For Igloo home, your point2 still valid? if the lock spoilt, will be trapped inside home?
"Still valid" ? Yes, until there is information to the contrary.
Longer reply:
However, the judgment is best made relative to the alternatives. All digital locks may fail. Some may have higher probability of failing: the design, the materials, the QC, and don't forget the USER (being the biggest variable that we forget about). Even regular key locks fail (which is why you have locksmith stickers pasted on every HDB door frame). So the judgement to be made is a relative one. There is no binary answer to whether you need to have the knob or not. However, if you miss out the pleasure of digital locks knowing there is a missing knob, and that gives you sleepless nights, then it is more important to have one.
Digging a little deeper may provide a little more context to how you judge the importance of the manual knob.

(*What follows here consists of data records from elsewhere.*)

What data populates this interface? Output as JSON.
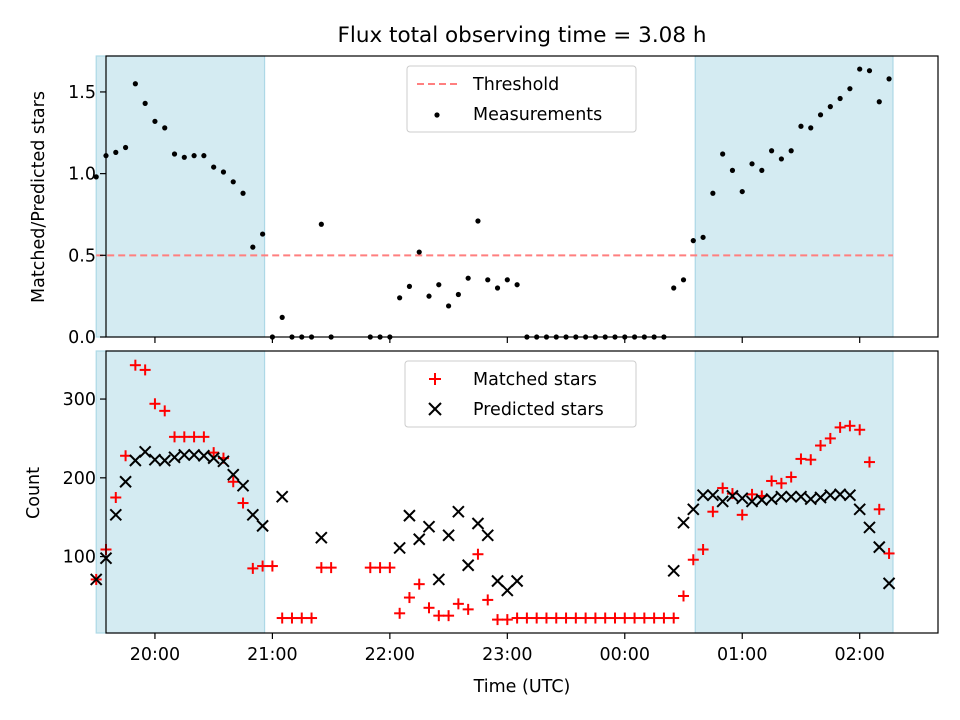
{
  "title": "Flux total observing time = 3.08 h",
  "colors": {
    "shade": "#add8e6",
    "threshold": "#ff7f7f",
    "matched": "#ff0000",
    "predicted": "#000000",
    "measurement": "#000000"
  },
  "chart_data": [
    {
      "type": "scatter",
      "ylabel": "Matched/Predicted stars",
      "xlim": [
        "19:35",
        "02:40"
      ],
      "ylim": [
        0.0,
        1.72
      ],
      "yticks": [
        0.0,
        0.5,
        1.0,
        1.5
      ],
      "yticklabels": [
        "0.0",
        "0.5",
        "1.0",
        "1.5"
      ],
      "xticks": [
        "20:00",
        "21:00",
        "22:00",
        "23:00",
        "00:00",
        "01:00",
        "02:00"
      ],
      "grid": false,
      "legend_location": "upper center",
      "legend": [
        "Threshold",
        "Measurements"
      ],
      "shaded_intervals": [
        [
          "19:30",
          "20:56"
        ],
        [
          "00:36",
          "02:17"
        ]
      ],
      "threshold": 0.5,
      "measurements": [
        [
          "19:30",
          0.98
        ],
        [
          "19:35",
          1.11
        ],
        [
          "19:40",
          1.13
        ],
        [
          "19:45",
          1.16
        ],
        [
          "19:50",
          1.55
        ],
        [
          "19:55",
          1.43
        ],
        [
          "20:00",
          1.32
        ],
        [
          "20:05",
          1.28
        ],
        [
          "20:10",
          1.12
        ],
        [
          "20:15",
          1.1
        ],
        [
          "20:20",
          1.11
        ],
        [
          "20:25",
          1.11
        ],
        [
          "20:30",
          1.04
        ],
        [
          "20:35",
          1.01
        ],
        [
          "20:40",
          0.95
        ],
        [
          "20:45",
          0.88
        ],
        [
          "20:50",
          0.55
        ],
        [
          "20:55",
          0.63
        ],
        [
          "21:00",
          0.0
        ],
        [
          "21:05",
          0.12
        ],
        [
          "21:10",
          0.0
        ],
        [
          "21:15",
          0.0
        ],
        [
          "21:20",
          0.0
        ],
        [
          "21:25",
          0.69
        ],
        [
          "21:30",
          0.0
        ],
        [
          "21:50",
          0.0
        ],
        [
          "21:55",
          0.0
        ],
        [
          "22:00",
          0.0
        ],
        [
          "22:05",
          0.24
        ],
        [
          "22:10",
          0.31
        ],
        [
          "22:15",
          0.52
        ],
        [
          "22:20",
          0.25
        ],
        [
          "22:25",
          0.32
        ],
        [
          "22:30",
          0.19
        ],
        [
          "22:35",
          0.26
        ],
        [
          "22:40",
          0.36
        ],
        [
          "22:45",
          0.71
        ],
        [
          "22:50",
          0.35
        ],
        [
          "22:55",
          0.3
        ],
        [
          "23:00",
          0.35
        ],
        [
          "23:05",
          0.32
        ],
        [
          "23:10",
          0.0
        ],
        [
          "23:15",
          0.0
        ],
        [
          "23:20",
          0.0
        ],
        [
          "23:25",
          0.0
        ],
        [
          "23:30",
          0.0
        ],
        [
          "23:35",
          0.0
        ],
        [
          "23:40",
          0.0
        ],
        [
          "23:45",
          0.0
        ],
        [
          "23:50",
          0.0
        ],
        [
          "23:55",
          0.0
        ],
        [
          "00:00",
          0.0
        ],
        [
          "00:05",
          0.0
        ],
        [
          "00:10",
          0.0
        ],
        [
          "00:15",
          0.0
        ],
        [
          "00:20",
          0.0
        ],
        [
          "00:25",
          0.3
        ],
        [
          "00:30",
          0.35
        ],
        [
          "00:35",
          0.59
        ],
        [
          "00:40",
          0.61
        ],
        [
          "00:45",
          0.88
        ],
        [
          "00:50",
          1.12
        ],
        [
          "00:55",
          1.02
        ],
        [
          "01:00",
          0.89
        ],
        [
          "01:05",
          1.06
        ],
        [
          "01:10",
          1.02
        ],
        [
          "01:15",
          1.14
        ],
        [
          "01:20",
          1.09
        ],
        [
          "01:25",
          1.14
        ],
        [
          "01:30",
          1.29
        ],
        [
          "01:35",
          1.28
        ],
        [
          "01:40",
          1.36
        ],
        [
          "01:45",
          1.41
        ],
        [
          "01:50",
          1.46
        ],
        [
          "01:55",
          1.52
        ],
        [
          "02:00",
          1.64
        ],
        [
          "02:05",
          1.63
        ],
        [
          "02:10",
          1.44
        ],
        [
          "02:15",
          1.58
        ]
      ]
    },
    {
      "type": "scatter",
      "ylabel": "Count",
      "xlabel": "Time (UTC)",
      "xlim": [
        "19:35",
        "02:40"
      ],
      "ylim": [
        3,
        361
      ],
      "yticks": [
        100,
        200,
        300
      ],
      "xticks": [
        "20:00",
        "21:00",
        "22:00",
        "23:00",
        "00:00",
        "01:00",
        "02:00"
      ],
      "grid": false,
      "legend_location": "upper center",
      "legend": [
        "Matched stars",
        "Predicted stars"
      ],
      "shaded_intervals": [
        [
          "19:30",
          "20:56"
        ],
        [
          "00:36",
          "02:17"
        ]
      ],
      "series": [
        {
          "name": "Matched stars",
          "marker": "plus",
          "points": [
            [
              "19:30",
              71
            ],
            [
              "19:35",
              109
            ],
            [
              "19:40",
              175
            ],
            [
              "19:45",
              228
            ],
            [
              "19:50",
              343
            ],
            [
              "19:55",
              337
            ],
            [
              "20:00",
              294
            ],
            [
              "20:05",
              285
            ],
            [
              "20:10",
              252
            ],
            [
              "20:15",
              252
            ],
            [
              "20:20",
              252
            ],
            [
              "20:25",
              252
            ],
            [
              "20:30",
              232
            ],
            [
              "20:35",
              225
            ],
            [
              "20:40",
              195
            ],
            [
              "20:45",
              168
            ],
            [
              "20:50",
              85
            ],
            [
              "20:55",
              88
            ],
            [
              "21:00",
              88
            ],
            [
              "21:05",
              22
            ],
            [
              "21:10",
              22
            ],
            [
              "21:15",
              22
            ],
            [
              "21:20",
              22
            ],
            [
              "21:25",
              86
            ],
            [
              "21:30",
              86
            ],
            [
              "21:50",
              86
            ],
            [
              "21:55",
              86
            ],
            [
              "22:00",
              86
            ],
            [
              "22:05",
              28
            ],
            [
              "22:10",
              48
            ],
            [
              "22:15",
              65
            ],
            [
              "22:20",
              35
            ],
            [
              "22:25",
              25
            ],
            [
              "22:30",
              25
            ],
            [
              "22:35",
              40
            ],
            [
              "22:40",
              33
            ],
            [
              "22:45",
              103
            ],
            [
              "22:50",
              45
            ],
            [
              "22:55",
              20
            ],
            [
              "23:00",
              20
            ],
            [
              "23:05",
              22
            ],
            [
              "23:10",
              22
            ],
            [
              "23:15",
              22
            ],
            [
              "23:20",
              22
            ],
            [
              "23:25",
              22
            ],
            [
              "23:30",
              22
            ],
            [
              "23:35",
              22
            ],
            [
              "23:40",
              22
            ],
            [
              "23:45",
              22
            ],
            [
              "23:50",
              22
            ],
            [
              "23:55",
              22
            ],
            [
              "00:00",
              22
            ],
            [
              "00:05",
              22
            ],
            [
              "00:10",
              22
            ],
            [
              "00:15",
              22
            ],
            [
              "00:20",
              22
            ],
            [
              "00:25",
              22
            ],
            [
              "00:30",
              50
            ],
            [
              "00:35",
              96
            ],
            [
              "00:40",
              109
            ],
            [
              "00:45",
              157
            ],
            [
              "00:50",
              187
            ],
            [
              "00:55",
              180
            ],
            [
              "01:00",
              153
            ],
            [
              "01:05",
              179
            ],
            [
              "01:10",
              177
            ],
            [
              "01:15",
              196
            ],
            [
              "01:20",
              193
            ],
            [
              "01:25",
              201
            ],
            [
              "01:30",
              224
            ],
            [
              "01:35",
              223
            ],
            [
              "01:40",
              241
            ],
            [
              "01:45",
              250
            ],
            [
              "01:50",
              264
            ],
            [
              "01:55",
              266
            ],
            [
              "02:00",
              261
            ],
            [
              "02:05",
              220
            ],
            [
              "02:10",
              160
            ],
            [
              "02:15",
              104
            ]
          ]
        },
        {
          "name": "Predicted stars",
          "marker": "x",
          "points": [
            [
              "19:30",
              71
            ],
            [
              "19:35",
              98
            ],
            [
              "19:40",
              153
            ],
            [
              "19:45",
              195
            ],
            [
              "19:50",
              222
            ],
            [
              "19:55",
              233
            ],
            [
              "20:00",
              223
            ],
            [
              "20:05",
              222
            ],
            [
              "20:10",
              226
            ],
            [
              "20:15",
              229
            ],
            [
              "20:20",
              229
            ],
            [
              "20:25",
              228
            ],
            [
              "20:30",
              225
            ],
            [
              "20:35",
              221
            ],
            [
              "20:40",
              204
            ],
            [
              "20:45",
              190
            ],
            [
              "20:50",
              153
            ],
            [
              "20:55",
              139
            ],
            [
              "21:05",
              176
            ],
            [
              "21:25",
              124
            ],
            [
              "22:05",
              111
            ],
            [
              "22:10",
              152
            ],
            [
              "22:15",
              122
            ],
            [
              "22:20",
              138
            ],
            [
              "22:25",
              71
            ],
            [
              "22:30",
              127
            ],
            [
              "22:35",
              157
            ],
            [
              "22:40",
              89
            ],
            [
              "22:45",
              142
            ],
            [
              "22:50",
              127
            ],
            [
              "22:55",
              69
            ],
            [
              "23:00",
              57
            ],
            [
              "23:05",
              69
            ],
            [
              "00:25",
              82
            ],
            [
              "00:30",
              143
            ],
            [
              "00:35",
              160
            ],
            [
              "00:40",
              178
            ],
            [
              "00:45",
              178
            ],
            [
              "00:50",
              170
            ],
            [
              "00:55",
              177
            ],
            [
              "01:00",
              174
            ],
            [
              "01:05",
              170
            ],
            [
              "01:10",
              172
            ],
            [
              "01:15",
              173
            ],
            [
              "01:20",
              176
            ],
            [
              "01:25",
              176
            ],
            [
              "01:30",
              176
            ],
            [
              "01:35",
              173
            ],
            [
              "01:40",
              175
            ],
            [
              "01:45",
              178
            ],
            [
              "01:50",
              179
            ],
            [
              "01:55",
              178
            ],
            [
              "02:00",
              160
            ],
            [
              "02:05",
              137
            ],
            [
              "02:10",
              112
            ],
            [
              "02:15",
              66
            ]
          ]
        }
      ]
    }
  ]
}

The unlocking of the bolt and latch (from inside) for this type of lock is mechanically driven by your hand pressure as you pull the handle. This handle is your effective "manual" unlock (no electronics involved) from a layman's perspective: it engages the mortise (the component that eventually locks and unlocks the door) through mechanisms (gears etc ) inside the lock. The probability of failure (of. The handle) would be higher than say the manual thumb turn by virtue of mechanism complexity and components involved. The thumb turn is a much simpler stick that goes right into the mortise core. All said, no one knows statically the failure rate other than the vendor or the manufacturer, and over time.
Perhaps an alternative way to look at it: the vast majority of turn handle digital locks have manual thumbturns where the inside handle already serves as the default manual opening. Why did these manufacturer incorporate the thumbturn knob at additional cost (and opportunity cost of rerouting around the shaft that the knob turns) when both are manual opening mechanisms?
Why didn't Igloohome design it into their lock? The simple answer could be that they are not a lock hardware manufacture: it was sourced from an ODM and that ODM has yet to embark on fully automatic mortise generation of locks.
If one has a choice/flexibility, buying a lock made by a top tier original lock manufacturer is a good approach. Re-labelled, white-labelled brands are sometimes constrained by choices at contractual time.
PS. Notice that fully automatic mortise models like
Lockin S30 Pro or equivalents have the thumbturns. I believe this newer generation of locks frees up the internal space that was previously occupied by the manual push pull handle mechanisms.